The cicerone shows to the guests a long subterranean corridor ( lane ? ) which comes down ( falls ? ) from the garden at the edge of Joumma, and he explains that, towards his ( her;its ? ) extremity, we brought ( shot ? ) down the guilty or too old women, and that then their bodies were thrown ( cast ? ) to the river.

We so got rid of old women because the harem had not been enough to accommodate these uselessness, and because it was not advisable that women, having been the favourites of the emperor, pussent to live somewhere else that in his ( her;its ? ) palace or in the death.

N 2. - The life of the seraglio.

By means of a French naval officer, an European woman escaped from the seraglio of Constantinople. Demanded by the sultan, she declared that she would rather kill than to return there.
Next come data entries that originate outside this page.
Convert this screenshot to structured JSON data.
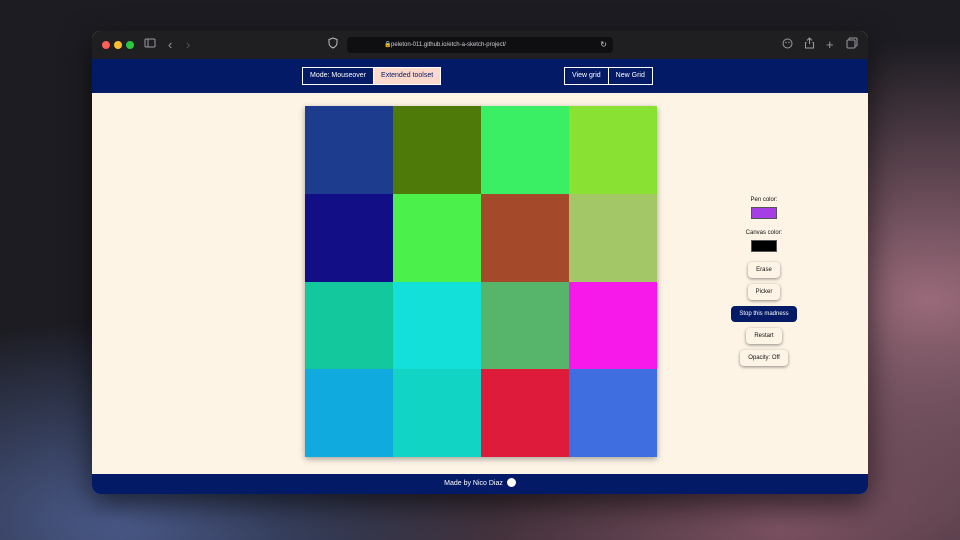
{
  "browser": {
    "url": "peleton-011.github.io/etch-a-sketch-project/"
  },
  "header": {
    "mode_label": "Mode: Mouseover",
    "extended_label": "Extended toolset",
    "view_grid_label": "View grid",
    "new_grid_label": "New Grid"
  },
  "grid": {
    "rows": 4,
    "cols": 4,
    "cells": [
      "#1e3c8e",
      "#4e7a0a",
      "#3bef64",
      "#88e133",
      "#120e85",
      "#4cf04a",
      "#a5492b",
      "#a3c766",
      "#12c89c",
      "#12e0d9",
      "#57b56b",
      "#f719ea",
      "#10aade",
      "#12d4c5",
      "#df1b3b",
      "#3e6ee0"
    ]
  },
  "tools": {
    "pen_color_label": "Pen color:",
    "pen_color": "#a63ee6",
    "canvas_color_label": "Canvas color:",
    "canvas_color": "#000000",
    "erase_label": "Erase",
    "picker_label": "Picker",
    "stop_label": "Stop this madness",
    "restart_label": "Restart",
    "opacity_label": "Opacity: Off"
  },
  "footer": {
    "text": "Made by Nico Diaz",
    "icon": "github-icon"
  }
}
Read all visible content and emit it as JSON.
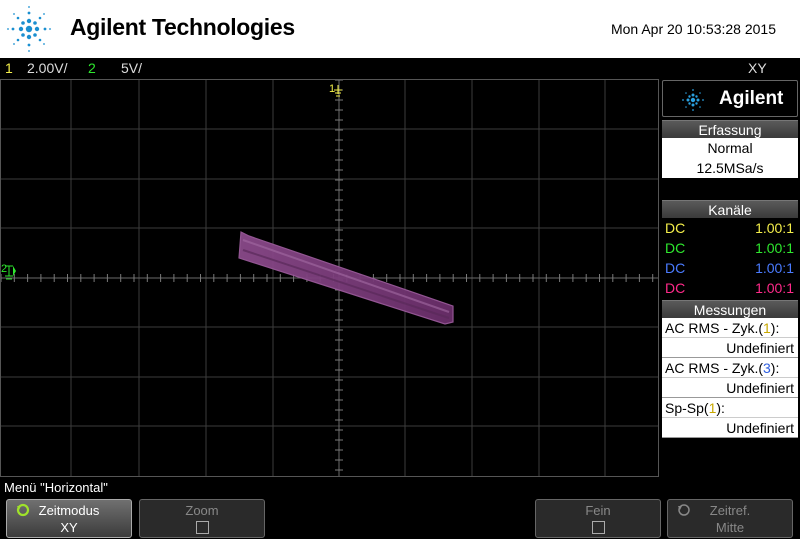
{
  "header": {
    "brand": "Agilent Technologies",
    "datetime": "Mon Apr 20 10:53:28 2015"
  },
  "statusbar": {
    "ch1_num": "1",
    "ch1_scale": "2.00V/",
    "ch2_num": "2",
    "ch2_scale": "5V/",
    "mode": "XY"
  },
  "screen": {
    "marker_ch1": "1",
    "marker_ch2": "2",
    "trace_color": "#7a3a7a"
  },
  "panel": {
    "brand": "Agilent",
    "acquisition": {
      "title": "Erfassung",
      "mode": "Normal",
      "rate": "12.5MSa/s"
    },
    "channels": {
      "title": "Kanäle",
      "rows": [
        {
          "coupling": "DC",
          "probe": "1.00:1",
          "color": "#f5f04a"
        },
        {
          "coupling": "DC",
          "probe": "1.00:1",
          "color": "#2ee82e"
        },
        {
          "coupling": "DC",
          "probe": "1.00:1",
          "color": "#4a7bff"
        },
        {
          "coupling": "DC",
          "probe": "1.00:1",
          "color": "#ff2a8a"
        }
      ]
    },
    "measurements": {
      "title": "Messungen",
      "items": [
        {
          "label_pre": "AC RMS - Zyk.(",
          "channel": "1",
          "label_post": "):",
          "value": "Undefiniert",
          "ch_color": "#c8a800"
        },
        {
          "label_pre": "AC RMS - Zyk.(",
          "channel": "3",
          "label_post": "):",
          "value": "Undefiniert",
          "ch_color": "#2f5fe0"
        },
        {
          "label_pre": "Sp-Sp(",
          "channel": "1",
          "label_post": "):",
          "value": "Undefiniert",
          "ch_color": "#c8a800"
        }
      ]
    }
  },
  "menu": {
    "title": "Menü \"Horizontal\"",
    "keys": {
      "zeitmodus_label": "Zeitmodus",
      "zeitmodus_value": "XY",
      "zoom_label": "Zoom",
      "fein_label": "Fein",
      "zeitref_label": "Zeitref.",
      "zeitref_value": "Mitte"
    }
  }
}
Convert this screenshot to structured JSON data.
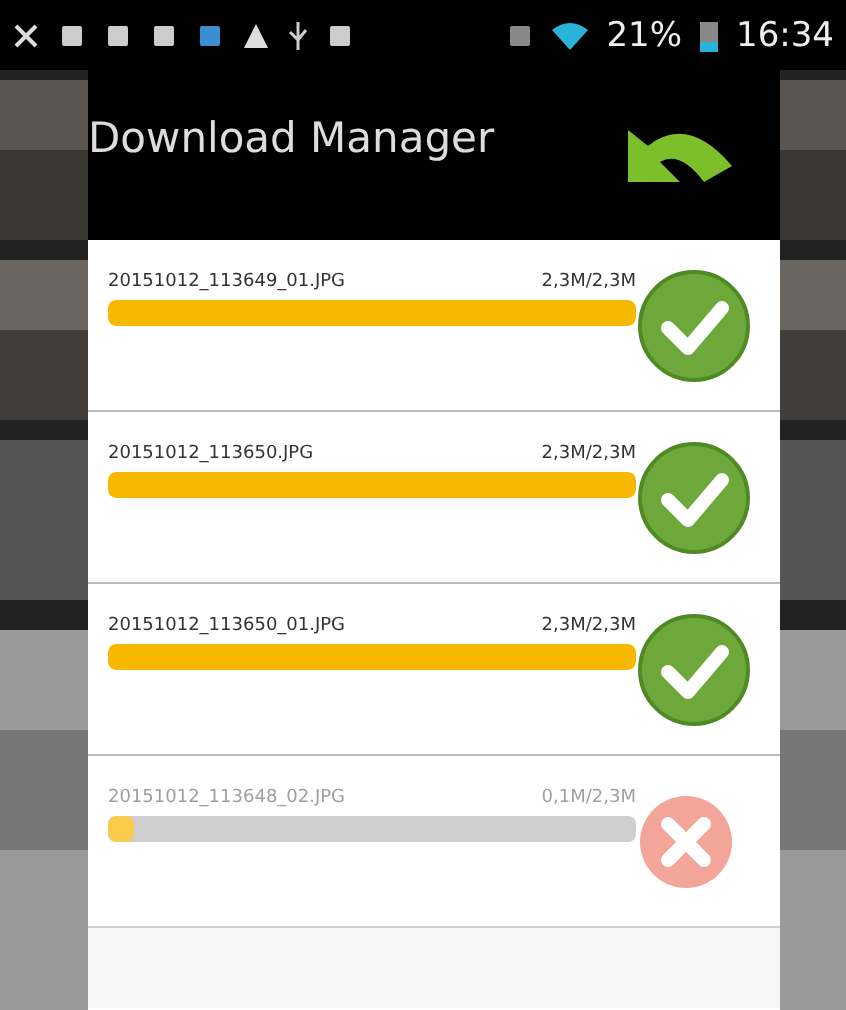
{
  "status_bar": {
    "battery_percent": "21%",
    "time": "16:34"
  },
  "dialog": {
    "title": "Download Manager",
    "downloads": [
      {
        "file": "20151012_113649_01.JPG",
        "size": "2,3M/2,3M",
        "level": 1,
        "kind": "done"
      },
      {
        "file": "20151012_113650.JPG",
        "size": "2,3M/2,3M",
        "level": 1,
        "kind": "done"
      },
      {
        "file": "20151012_113650_01.JPG",
        "size": "2,3M/2,3M",
        "level": 1,
        "kind": "done"
      },
      {
        "file": "20151012_113648_02.JPG",
        "size": "0,1M/2,3M",
        "level": 0.05,
        "kind": "failed"
      }
    ]
  }
}
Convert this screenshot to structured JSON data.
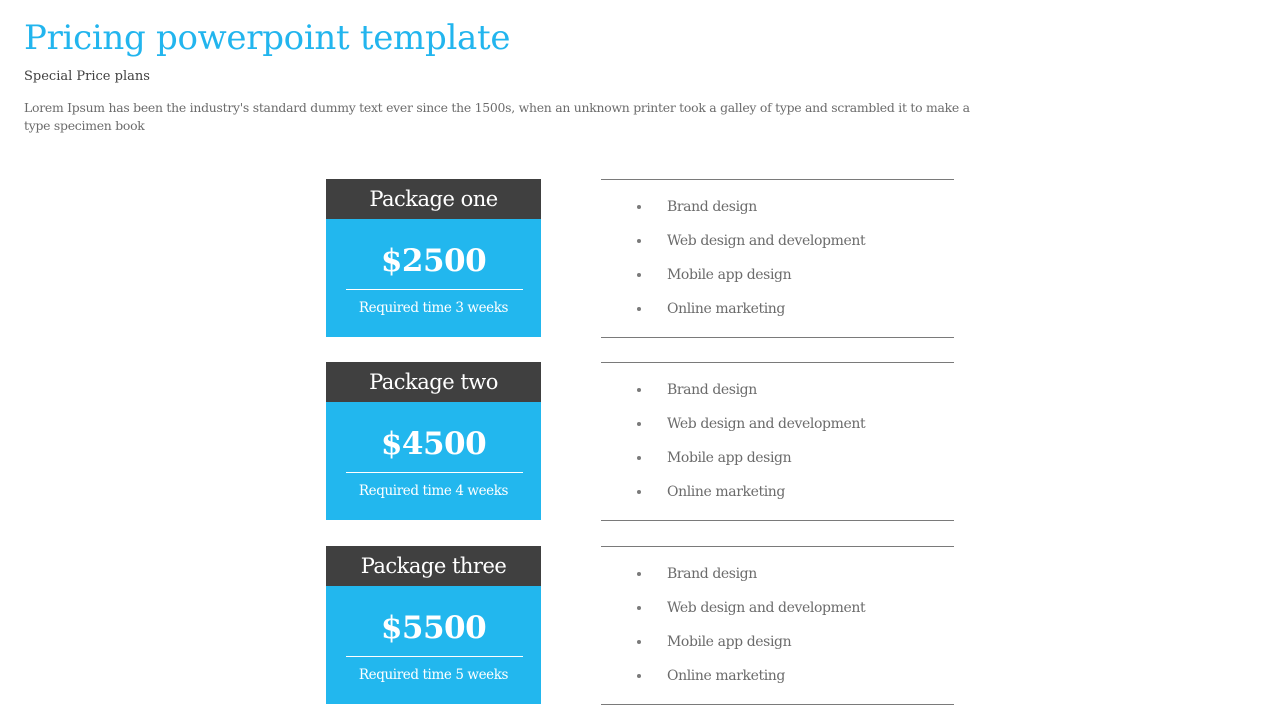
{
  "header": {
    "title": "Pricing powerpoint template",
    "subtitle": "Special Price plans",
    "description": "Lorem Ipsum has been the industry's standard dummy text ever since the 1500s, when an unknown printer took a galley of type and scrambled it to make a type specimen book"
  },
  "colors": {
    "accent": "#22b7ee",
    "header_dark": "#404040",
    "text_gray": "#6b6b6b"
  },
  "packages": [
    {
      "name": "Package one",
      "price": "$2500",
      "time": "Required time 3 weeks",
      "features": [
        "Brand design",
        "Web design and development",
        "Mobile app design",
        "Online marketing"
      ]
    },
    {
      "name": "Package two",
      "price": "$4500",
      "time": "Required time 4 weeks",
      "features": [
        "Brand design",
        "Web design and development",
        "Mobile app design",
        "Online marketing"
      ]
    },
    {
      "name": "Package three",
      "price": "$5500",
      "time": "Required time 5 weeks",
      "features": [
        "Brand design",
        "Web design and development",
        "Mobile app design",
        "Online marketing"
      ]
    }
  ]
}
However Lady Montagu, Sévigné of the English, gave us to the XVIIIth century, in his ( her;its ? ) _Lettres_ so interesting, a very graceful description of the life and the pleasures of the women of the seraglio to the intimacy of whom it was admitted ( supposed ? ) in its feminine quality of the ambassador of England near the sultan. The picture ( table ? ) which she ( it ? ) draws is far from being sad. The dances and the games after the bath would seek the paintbrush of an artist.

Maybe Lady Montagu saw only the beautiful sides, and she conversed only with the privileged, as the mother of the ruling sultan about whom she speaks a lot. Maybe the seraglio declined with the power of the sultans.